W finale karty rozdawał jednak Kenneth Bjerre. Gollob prowadził przez chwilę na drugim okrążeniu, ale Duńczyk odpowiedział szybkim atakiem i nie pozwolił się już wyprzedzić. Po raz pierwszy stanął na najwyższym stopniu podium. Został też nowym liderem cyklu.
– Rok temu cieszyłbym się z awansu do finału, teraz mój cel to mistrzostwo świata – przyznał Bjerre. – Jest bardzo szybki – chwalił rywala Gollob. – Ale mam nadzieję, że następnym razem go pokonam.
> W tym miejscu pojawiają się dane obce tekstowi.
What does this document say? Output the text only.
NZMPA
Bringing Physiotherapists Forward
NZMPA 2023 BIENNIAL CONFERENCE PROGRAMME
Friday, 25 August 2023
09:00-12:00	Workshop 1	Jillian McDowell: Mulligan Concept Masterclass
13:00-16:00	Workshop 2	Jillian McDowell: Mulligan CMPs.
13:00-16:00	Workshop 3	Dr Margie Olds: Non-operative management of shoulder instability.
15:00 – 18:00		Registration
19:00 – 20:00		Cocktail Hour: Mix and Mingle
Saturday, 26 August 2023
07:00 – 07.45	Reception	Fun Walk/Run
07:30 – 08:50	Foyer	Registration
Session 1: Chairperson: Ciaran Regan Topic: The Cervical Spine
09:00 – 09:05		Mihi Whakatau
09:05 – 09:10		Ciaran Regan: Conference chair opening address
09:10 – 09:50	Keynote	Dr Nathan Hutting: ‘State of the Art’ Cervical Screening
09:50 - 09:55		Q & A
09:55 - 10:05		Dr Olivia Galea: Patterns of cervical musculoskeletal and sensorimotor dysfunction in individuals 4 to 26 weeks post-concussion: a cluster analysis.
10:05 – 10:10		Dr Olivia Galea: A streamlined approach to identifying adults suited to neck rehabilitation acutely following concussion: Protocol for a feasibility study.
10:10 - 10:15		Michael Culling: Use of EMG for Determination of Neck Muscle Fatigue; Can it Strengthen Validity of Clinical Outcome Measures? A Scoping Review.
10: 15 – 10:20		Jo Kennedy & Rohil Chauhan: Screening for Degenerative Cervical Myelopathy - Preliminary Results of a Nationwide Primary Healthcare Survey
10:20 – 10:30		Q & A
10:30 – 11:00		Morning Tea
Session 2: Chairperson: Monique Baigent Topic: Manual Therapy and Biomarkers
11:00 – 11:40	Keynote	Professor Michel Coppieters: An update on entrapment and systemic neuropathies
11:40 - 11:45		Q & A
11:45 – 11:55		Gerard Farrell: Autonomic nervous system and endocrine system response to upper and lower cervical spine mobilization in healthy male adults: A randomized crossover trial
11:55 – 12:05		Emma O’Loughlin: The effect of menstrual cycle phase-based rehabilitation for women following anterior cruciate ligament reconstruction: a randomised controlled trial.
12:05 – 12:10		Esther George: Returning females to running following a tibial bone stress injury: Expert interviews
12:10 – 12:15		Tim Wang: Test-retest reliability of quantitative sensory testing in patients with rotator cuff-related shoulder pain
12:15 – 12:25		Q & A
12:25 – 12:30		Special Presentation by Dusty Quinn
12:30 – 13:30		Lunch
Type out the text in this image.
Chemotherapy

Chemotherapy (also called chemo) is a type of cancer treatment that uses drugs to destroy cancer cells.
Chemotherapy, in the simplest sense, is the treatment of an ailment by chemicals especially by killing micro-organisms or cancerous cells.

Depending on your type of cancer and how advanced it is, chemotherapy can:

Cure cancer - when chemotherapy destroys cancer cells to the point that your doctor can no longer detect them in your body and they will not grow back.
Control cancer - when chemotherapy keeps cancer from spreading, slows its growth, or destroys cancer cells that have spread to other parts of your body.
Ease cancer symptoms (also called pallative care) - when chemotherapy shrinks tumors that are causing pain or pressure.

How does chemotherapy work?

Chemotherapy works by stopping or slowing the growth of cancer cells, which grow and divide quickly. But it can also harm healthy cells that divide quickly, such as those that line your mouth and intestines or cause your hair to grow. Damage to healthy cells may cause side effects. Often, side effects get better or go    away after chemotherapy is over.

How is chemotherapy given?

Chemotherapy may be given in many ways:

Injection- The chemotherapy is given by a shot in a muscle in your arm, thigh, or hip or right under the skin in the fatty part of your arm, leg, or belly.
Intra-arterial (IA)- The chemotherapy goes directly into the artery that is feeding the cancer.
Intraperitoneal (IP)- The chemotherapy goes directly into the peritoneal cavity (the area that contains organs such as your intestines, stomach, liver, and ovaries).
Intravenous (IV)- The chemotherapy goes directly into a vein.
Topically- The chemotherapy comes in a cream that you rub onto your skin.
Polak w klasyfikacji generalnej jest czwarty, osiem punktów za Bjerre i cztery za broniącym tytułu Jasonem Crumpem, który na trudnym, mokrym torze w Göteborgu odpadł po rundzie zasadniczej. Australijczyk w trzech pierwszych biegach zdobył tylko punkt, wygrał dopiero dwa kolejne, ale do półfinału nie wszedł. Podobnie jak Jarosław Hampel, który radził sobie świetnie przed własną publicznością w Lesznie, a w sobotę zdobył zaledwie sześć punktów (tyle samo co Rune Holta) i spadł na trzecie miejsce.
– Jedziemy dalej – mówił po dekoracji szczęśliwy Gollob. Marzenia o pierwszym w karierze złotym medalu znów są realne. Następny wyścig 22 maja w Pradze – GP Czech.